Model ready! Run Cell 3 for visualizations and Cell 4 to test on your Japanese song.


In [16]:
# CELL 4: Test Your Model on Your Japanese Song
# (Run this AFTER Cells 1, 2, and 3)

print("🎌 TESTING ON YOUR JAPANESE SONG")
print("=" * 40)

japanese_track_id = "1YrU8ExqF04ygegVoOOoFU"

try:
    # Get Japanese song data
    response = requests.get(f"{api_base}/track/{japanese_track_id}")
    japanese_data = response.json()
    
    track_info = japanese_data['track_info']
    audio_features = japanese_data['audio_features']
    
    print(f"Song: {track_info['name']}")
    print(f"Artist: {track_info['artist']}")
    print(f"Actual Spotify Popularity: {track_info['popularity']}")
    
    # Prepare features for prediction
    japanese_features = pd.DataFrame([audio_features])[feature_columns]
    
    # Make ML prediction
    ml_prediction = model.predict(japanese_features)[0]
    
    print(f"\n🧠 Your prediction: 40")
    print(f"🤖 ML prediction: {ml_prediction:.1f}")
    print(f"📊 Actual score: {track_info['popularity']}")
    
    # Calculate errors
    human_error = abs(track_info['popularity'] - 40)
    ml_error = abs(track_info['popularity'] - ml_prediction)
    
    print(f"\n📈 PREDICTION RESULTS:")
    print(f"Your error: {human_error:.1f} points")
    print(f"ML error: {ml_error:.1f} points")
    
    if ml_error < human_error:
        print("🏆 ML model wins!")
    elif human_error < ml_error:
        print("🏆 Human intuition wins!")
    else:
        print("🤝 It's a tie!")
    
    # Save the model
    import joblib
    import os
    os.makedirs('../ml_models', exist_ok=True)
    
    joblib.dump({
        'model': model,
        'features': feature_columns,
        'test_r2': test_r2,
        'test_mae': test_mae
    }, '../ml_models/popularity_predictor_v1.pkl')
    
    print(f"\n💾 Model saved to ml_models/popularity_predictor_v1.pkl")
    
except Exception as e:
    print(f"❌ Error testing Japanese song: {e}")
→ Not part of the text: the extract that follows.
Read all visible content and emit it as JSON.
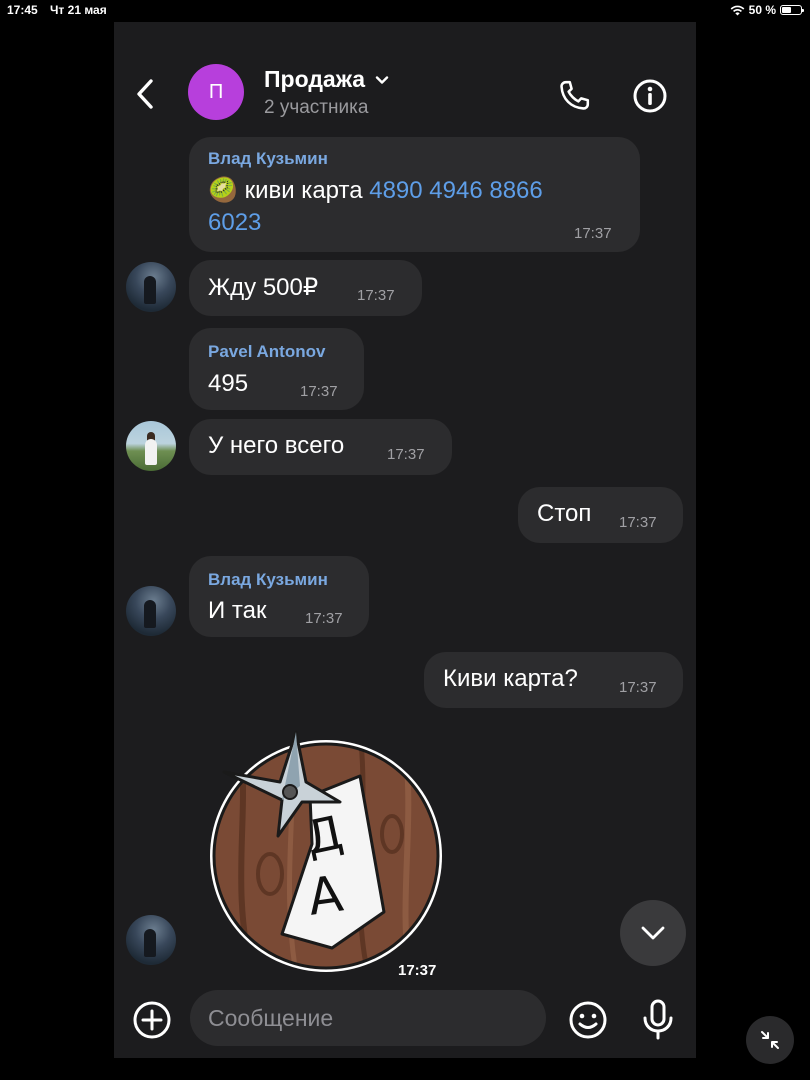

print(f"\n🎉 EXPERIMENT COMPLETE!")
print(f"You built and tested your first ML model!")
print(f"Model performance: R² = {test_r2:.3f}, MAE = {test_mae:.1f}")
print(f"Ready for more advanced ML experiments!")
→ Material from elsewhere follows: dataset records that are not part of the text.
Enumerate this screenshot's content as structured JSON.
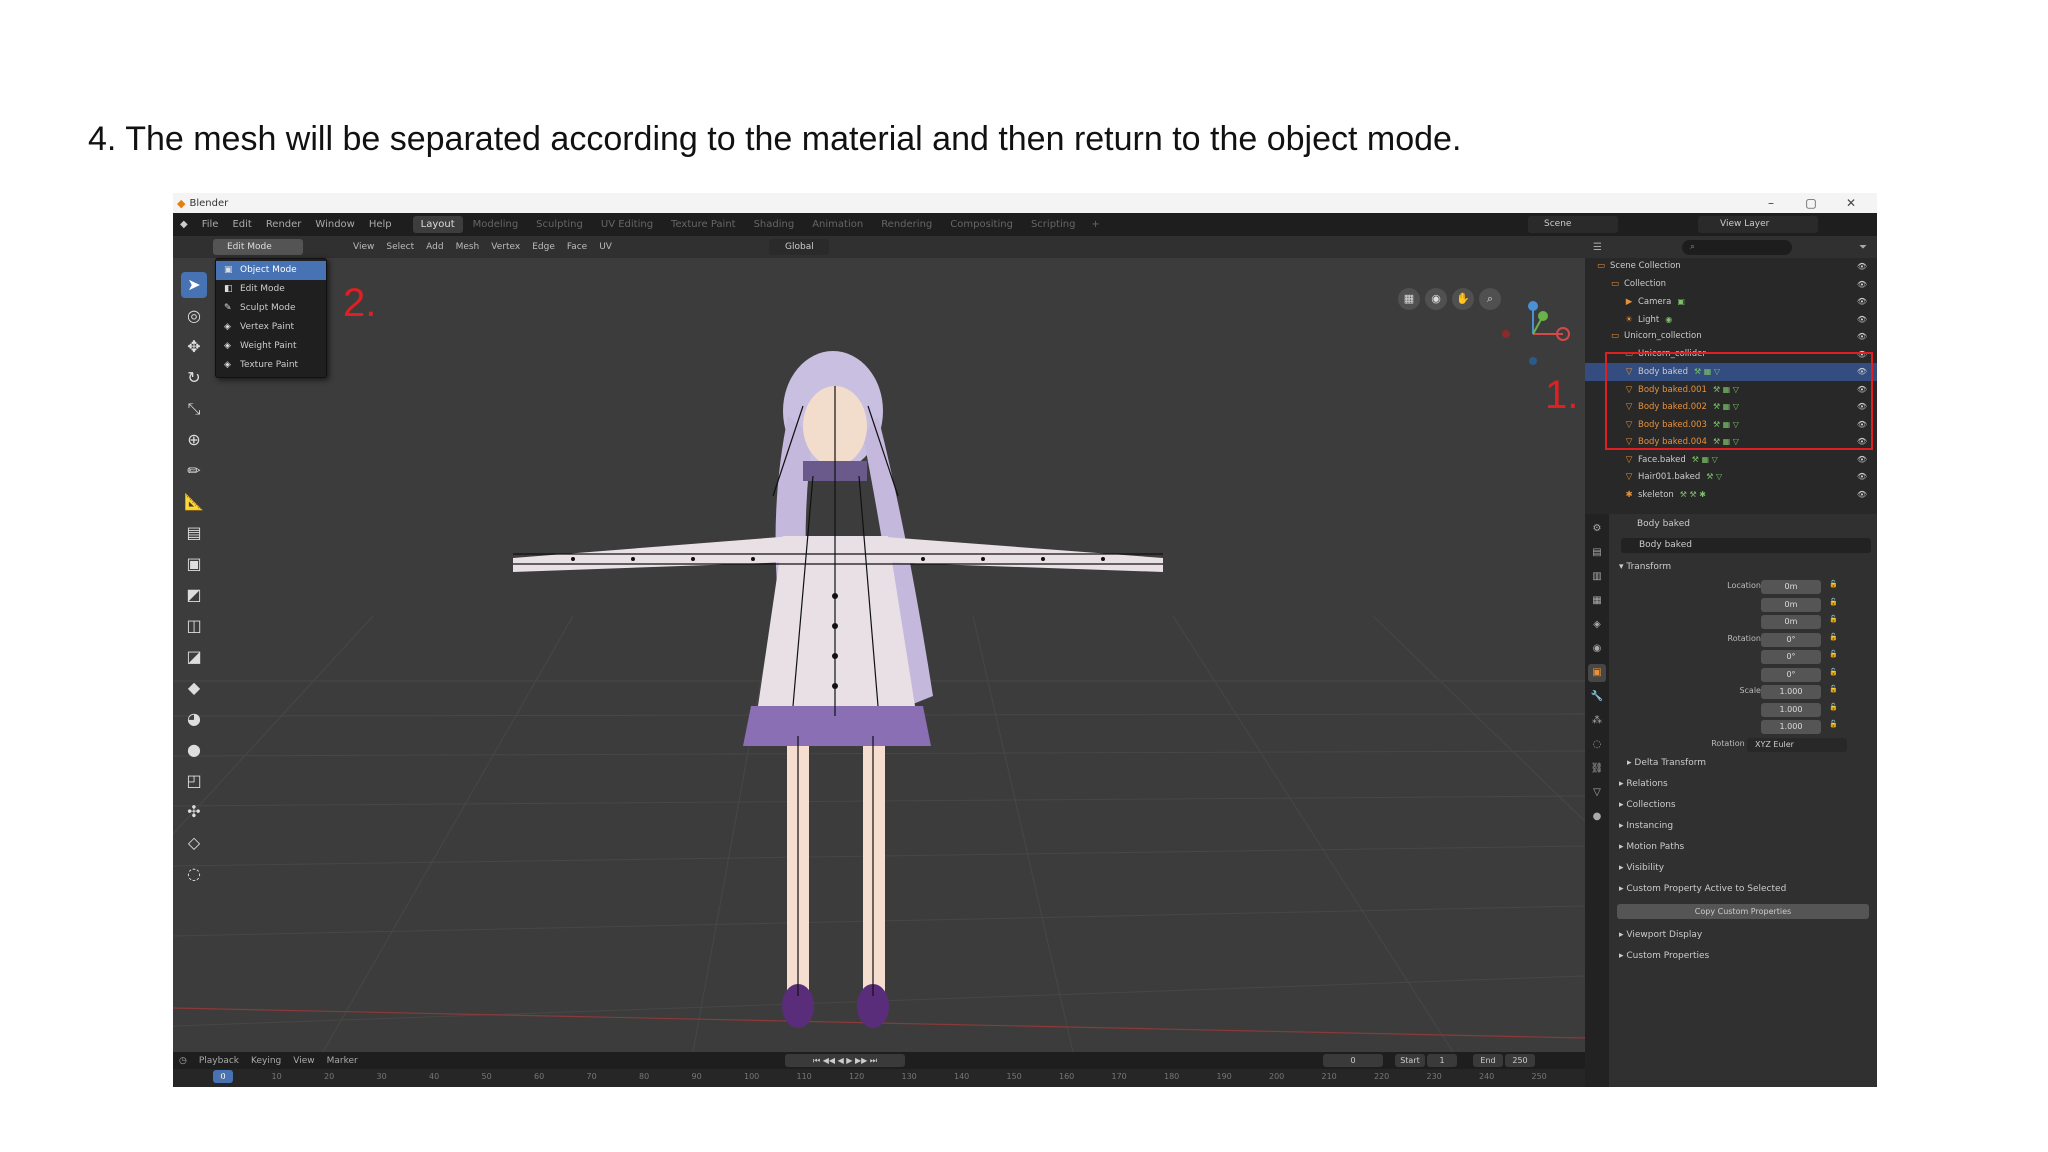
{
  "caption": "4. The mesh will be separated according to the material and then return to the object mode.",
  "window": {
    "title": "Blender",
    "minimize_icon": "minimize-icon",
    "maximize_icon": "maximize-icon",
    "close_icon": "close-icon",
    "min_glyph": "–",
    "max_glyph": "▢",
    "close_glyph": "✕"
  },
  "menubar": {
    "items": [
      "File",
      "Edit",
      "Render",
      "Window",
      "Help"
    ],
    "workspaces": [
      "Layout",
      "Modeling",
      "Sculpting",
      "UV Editing",
      "Texture Paint",
      "Shading",
      "Animation",
      "Rendering",
      "Compositing",
      "Scripting"
    ],
    "active_workspace": "Layout",
    "add_tab": "+",
    "scene": "Scene",
    "view_layer": "View Layer"
  },
  "viewport_header": {
    "mode": "Edit Mode",
    "menus": [
      "View",
      "Select",
      "Add",
      "Mesh",
      "Vertex",
      "Edge",
      "Face",
      "UV"
    ],
    "orientation": "Global"
  },
  "mode_menu": {
    "items": [
      {
        "label": "Object Mode",
        "icon": "object-mode-icon",
        "glyph": "▣",
        "active": true
      },
      {
        "label": "Edit Mode",
        "icon": "edit-mode-icon",
        "glyph": "◧",
        "active": false
      },
      {
        "label": "Sculpt Mode",
        "icon": "sculpt-mode-icon",
        "glyph": "✎",
        "active": false
      },
      {
        "label": "Vertex Paint",
        "icon": "vertex-paint-icon",
        "glyph": "◈",
        "active": false
      },
      {
        "label": "Weight Paint",
        "icon": "weight-paint-icon",
        "glyph": "◈",
        "active": false
      },
      {
        "label": "Texture Paint",
        "icon": "texture-paint-icon",
        "glyph": "◈",
        "active": false
      }
    ]
  },
  "annotations": {
    "one": "1.",
    "two": "2."
  },
  "toolbar": {
    "tools": [
      {
        "name": "select-tool-icon",
        "glyph": "➤",
        "active": true
      },
      {
        "name": "cursor-tool-icon",
        "glyph": "◎",
        "active": false
      },
      {
        "name": "move-tool-icon",
        "glyph": "✥",
        "active": false
      },
      {
        "name": "rotate-tool-icon",
        "glyph": "↻",
        "active": false
      },
      {
        "name": "scale-tool-icon",
        "glyph": "⤡",
        "active": false
      },
      {
        "name": "transform-tool-icon",
        "glyph": "⊕",
        "active": false
      },
      {
        "name": "annotate-tool-icon",
        "glyph": "✏",
        "active": false
      },
      {
        "name": "measure-tool-icon",
        "glyph": "📐",
        "active": false
      },
      {
        "name": "extrude-tool-icon",
        "glyph": "▤",
        "active": false
      },
      {
        "name": "inset-tool-icon",
        "glyph": "▣",
        "active": false
      },
      {
        "name": "bevel-tool-icon",
        "glyph": "◩",
        "active": false
      },
      {
        "name": "loop-cut-tool-icon",
        "glyph": "◫",
        "active": false
      },
      {
        "name": "knife-tool-icon",
        "glyph": "◪",
        "active": false
      },
      {
        "name": "poly-build-tool-icon",
        "glyph": "◆",
        "active": false
      },
      {
        "name": "spin-tool-icon",
        "glyph": "◕",
        "active": false
      },
      {
        "name": "smooth-tool-icon",
        "glyph": "●",
        "active": false
      },
      {
        "name": "edge-slide-tool-icon",
        "glyph": "◰",
        "active": false
      },
      {
        "name": "shrink-tool-icon",
        "glyph": "✣",
        "active": false
      },
      {
        "name": "shear-tool-icon",
        "glyph": "◇",
        "active": false
      },
      {
        "name": "rip-tool-icon",
        "glyph": "◌",
        "active": false
      }
    ]
  },
  "viewport_nav": {
    "buttons": [
      {
        "name": "toggle-camera-icon",
        "glyph": "▦"
      },
      {
        "name": "camera-view-icon",
        "glyph": "◉"
      },
      {
        "name": "pan-hand-icon",
        "glyph": "✋"
      },
      {
        "name": "zoom-icon",
        "glyph": "⌕"
      }
    ]
  },
  "timeline": {
    "menus": [
      "Playback",
      "Keying",
      "View",
      "Marker"
    ],
    "current_frame": "0",
    "start_label": "Start",
    "start": "1",
    "end_label": "End",
    "end": "250",
    "frame_marker": "0",
    "ticks": [
      "0",
      "10",
      "20",
      "30",
      "40",
      "50",
      "60",
      "70",
      "80",
      "90",
      "100",
      "110",
      "120",
      "130",
      "140",
      "150",
      "160",
      "170",
      "180",
      "190",
      "200",
      "210",
      "220",
      "230",
      "240",
      "250"
    ]
  },
  "outliner": {
    "rows": [
      {
        "indent": 0,
        "icon": "scene-collection-icon",
        "glyph": "▭",
        "label": "Scene Collection",
        "selected": false,
        "orange": false,
        "extra": ""
      },
      {
        "indent": 1,
        "icon": "collection-icon",
        "glyph": "▭",
        "label": "Collection",
        "selected": false,
        "orange": false,
        "extra": ""
      },
      {
        "indent": 2,
        "icon": "camera-icon",
        "glyph": "▶",
        "label": "Camera",
        "selected": false,
        "orange": false,
        "extra": "▣"
      },
      {
        "indent": 2,
        "icon": "light-icon",
        "glyph": "☀",
        "label": "Light",
        "selected": false,
        "orange": false,
        "extra": "◉"
      },
      {
        "indent": 1,
        "icon": "collection-icon",
        "glyph": "▭",
        "label": "Unicorn_collection",
        "selected": false,
        "orange": false,
        "extra": ""
      },
      {
        "indent": 2,
        "icon": "collection-icon",
        "glyph": "▭",
        "label": "Unicorn_collider",
        "selected": false,
        "orange": false,
        "extra": ""
      },
      {
        "indent": 2,
        "icon": "mesh-icon",
        "glyph": "▽",
        "label": "Body baked",
        "selected": true,
        "orange": false,
        "extra": "⚒ ▦ ▽"
      },
      {
        "indent": 2,
        "icon": "mesh-icon",
        "glyph": "▽",
        "label": "Body baked.001",
        "selected": false,
        "orange": true,
        "extra": "⚒ ▦ ▽"
      },
      {
        "indent": 2,
        "icon": "mesh-icon",
        "glyph": "▽",
        "label": "Body baked.002",
        "selected": false,
        "orange": true,
        "extra": "⚒ ▦ ▽"
      },
      {
        "indent": 2,
        "icon": "mesh-icon",
        "glyph": "▽",
        "label": "Body baked.003",
        "selected": false,
        "orange": true,
        "extra": "⚒ ▦ ▽"
      },
      {
        "indent": 2,
        "icon": "mesh-icon",
        "glyph": "▽",
        "label": "Body baked.004",
        "selected": false,
        "orange": true,
        "extra": "⚒ ▦ ▽"
      },
      {
        "indent": 2,
        "icon": "mesh-icon",
        "glyph": "▽",
        "label": "Face.baked",
        "selected": false,
        "orange": false,
        "extra": "⚒ ▦ ▽"
      },
      {
        "indent": 2,
        "icon": "mesh-icon",
        "glyph": "▽",
        "label": "Hair001.baked",
        "selected": false,
        "orange": false,
        "extra": "⚒ ▽"
      },
      {
        "indent": 2,
        "icon": "armature-icon",
        "glyph": "✱",
        "label": "skeleton",
        "selected": false,
        "orange": false,
        "extra": "⚒ ⚒ ✱"
      }
    ],
    "search_placeholder": "⌕"
  },
  "properties": {
    "object_name": "Body baked",
    "name_field": "Body baked",
    "transform_title": "Transform",
    "location_label": "Location X",
    "location": [
      "0m",
      "0m",
      "0m"
    ],
    "rotation_label": "Rotation X",
    "rotation": [
      "0°",
      "0°",
      "0°"
    ],
    "scale_label": "Scale X",
    "scale": [
      "1.000",
      "1.000",
      "1.000"
    ],
    "axis_y": "Y",
    "axis_z": "Z",
    "rotation_mode_label": "Rotation Mode",
    "rotation_mode": "XYZ Euler",
    "delta_transform": "Delta Transform",
    "panels": [
      "Relations",
      "Collections",
      "Instancing",
      "Motion Paths",
      "Visibility",
      "Custom Property Active to Selected"
    ],
    "copy_button": "Copy Custom Properties",
    "panels2": [
      "Viewport Display",
      "Custom Properties"
    ]
  },
  "colors": {
    "accent": "#4772b3",
    "annotation": "#e02020",
    "orange": "#e8913a"
  }
}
🎌 TESTING ON YOUR JAPANESE SONG
Song: 中庭の少女たち
Artist: SHISHAMO
Actual Spotify Popularity: 50
❌ Error testing Japanese song: "None of [Index(['danceability', 'energy', 'speechiness', 'acousticness',\n       'instrumentalness', 'liveness', 'valence', 'tempo', 'loudness'],\n      dtype='object')] are in the [columns]"

🎉 EXPERIMENT COMPLETE!
You built and tested your first ML model!
Model performance: R² = -1.376, MAE = 7.6
Ready for more advanced ML experiments!